There have been several times in my caving career when I have come near to a nasty death; one when I set fire to myself at a deviation on a twenty metre pitch which I won't go into now, but two which have involved getting stuck headfirst over drops which probably wouldn't kill you immediately. However, falling down them would probably be enough to kill you slowly and painfully before being rescued. The next bit of the cave was one of those times. Having got to the top of the pitch I was quite tired and went into the body-sized tube headfirst. I knew it would have been better to come out of the other end feet first but didn't have the courage or energy to do the necessary gymnastics at the top of the pitch to get me in feet first. So I got to the far end, which pops out over the steep staircase with the three-metre pit at the bottom. Here I thought that if I were to lean out as far as possible and brace my arm on the roof, I'd be able to swing my legs through. So I did, but my legs wouldn't swing through. So now I was stuck over this staircase with all my bodyweight on my extended left arm unable to push back or go on. The right side was too slippery for me to get a purchase with my right arm so I was gong to fall down the stairs and the pit when my strength gave out. Ange and Jane were waiting for me at the other side of the pit. I called to them to see if Jane, who was nearest could come back and let me use her as a support to get out of my predicament. She bravely came back, risking me knocking her flying if I did fall, and I slithered gratefully down her onto the staircase below. If she hadn't done this, I'd have been splattered at the bottom of the pit.
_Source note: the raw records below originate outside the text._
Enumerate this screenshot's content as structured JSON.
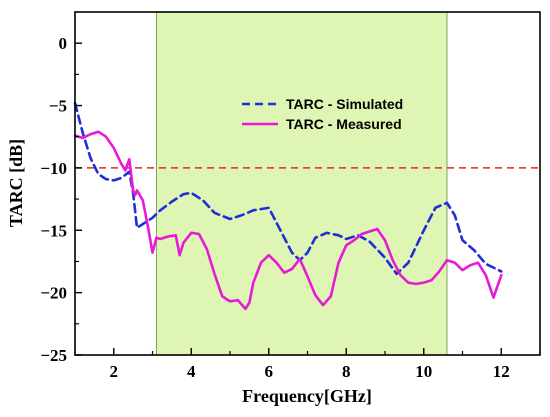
{
  "chart_data": {
    "type": "line",
    "title": "",
    "xlabel": "Frequency[GHz]",
    "ylabel": "TARC [dB]",
    "xlim": [
      1,
      13
    ],
    "ylim": [
      -25,
      2.5
    ],
    "xticks": [
      2,
      4,
      6,
      8,
      10,
      12
    ],
    "yticks": [
      0,
      -5,
      -10,
      -15,
      -20,
      -25
    ],
    "grid": false,
    "legend_position": "upper-center",
    "band": {
      "x_start": 3.1,
      "x_end": 10.6,
      "color": "#dff5b4"
    },
    "reference_line": {
      "y": -10,
      "color": "#e32626",
      "style": "dashed"
    },
    "series": [
      {
        "name": "TARC - Simulated",
        "color": "#1f2fd6",
        "style": "dashed",
        "x": [
          1.0,
          1.2,
          1.4,
          1.6,
          1.8,
          2.0,
          2.2,
          2.4,
          2.5,
          2.6,
          2.7,
          3.0,
          3.2,
          3.5,
          3.8,
          4.0,
          4.3,
          4.6,
          5.0,
          5.3,
          5.6,
          6.0,
          6.3,
          6.6,
          6.8,
          7.0,
          7.2,
          7.5,
          7.8,
          8.0,
          8.3,
          8.6,
          9.0,
          9.3,
          9.6,
          10.0,
          10.3,
          10.6,
          10.8,
          11.0,
          11.3,
          11.6,
          12.0
        ],
        "y": [
          -4.8,
          -7.2,
          -9.2,
          -10.5,
          -10.9,
          -11.0,
          -10.8,
          -10.3,
          -12.0,
          -14.8,
          -14.6,
          -14.0,
          -13.4,
          -12.7,
          -12.1,
          -12.0,
          -12.6,
          -13.6,
          -14.1,
          -13.8,
          -13.4,
          -13.2,
          -15.0,
          -16.8,
          -17.4,
          -16.8,
          -15.6,
          -15.2,
          -15.4,
          -15.7,
          -15.4,
          -15.9,
          -17.2,
          -18.5,
          -17.6,
          -15.0,
          -13.2,
          -12.8,
          -13.8,
          -15.8,
          -16.6,
          -17.7,
          -18.3
        ]
      },
      {
        "name": "TARC - Measured",
        "color": "#e81ad6",
        "style": "solid",
        "x": [
          1.0,
          1.2,
          1.4,
          1.6,
          1.8,
          2.0,
          2.2,
          2.3,
          2.4,
          2.5,
          2.55,
          2.6,
          2.75,
          2.9,
          3.0,
          3.1,
          3.2,
          3.4,
          3.6,
          3.7,
          3.8,
          3.9,
          4.0,
          4.2,
          4.4,
          4.6,
          4.8,
          5.0,
          5.2,
          5.4,
          5.5,
          5.6,
          5.8,
          6.0,
          6.2,
          6.4,
          6.6,
          6.8,
          7.0,
          7.2,
          7.4,
          7.6,
          7.8,
          8.0,
          8.2,
          8.4,
          8.6,
          8.8,
          9.0,
          9.2,
          9.4,
          9.6,
          9.8,
          10.0,
          10.2,
          10.4,
          10.6,
          10.8,
          11.0,
          11.2,
          11.4,
          11.6,
          11.8,
          12.0
        ],
        "y": [
          -7.4,
          -7.6,
          -7.3,
          -7.1,
          -7.5,
          -8.4,
          -9.7,
          -10.2,
          -9.3,
          -11.8,
          -12.2,
          -11.8,
          -12.6,
          -15.0,
          -16.8,
          -15.6,
          -15.7,
          -15.5,
          -15.4,
          -17.0,
          -16.0,
          -15.6,
          -15.2,
          -15.3,
          -16.5,
          -18.5,
          -20.3,
          -20.7,
          -20.6,
          -21.3,
          -20.8,
          -19.2,
          -17.6,
          -17.0,
          -17.6,
          -18.4,
          -18.1,
          -17.3,
          -18.7,
          -20.2,
          -21.0,
          -20.3,
          -17.6,
          -16.2,
          -15.8,
          -15.3,
          -15.1,
          -14.9,
          -15.8,
          -17.4,
          -18.6,
          -19.2,
          -19.3,
          -19.2,
          -19.0,
          -18.3,
          -17.4,
          -17.6,
          -18.2,
          -17.8,
          -17.6,
          -18.6,
          -20.4,
          -18.6
        ]
      }
    ]
  }
}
The rest of the trip out was uneventful if knackering. I gather Paz had problems with the same bit as me although not to the same extent. Some of the others have been back in since, but think that digging Danger of Death Chamber is only for the terminally insane. Extreme Ways has added over three hundred metres to the length of Easegill, which is not to be sneezed at, especially by a tea-lady who had thought she had gone into retirement.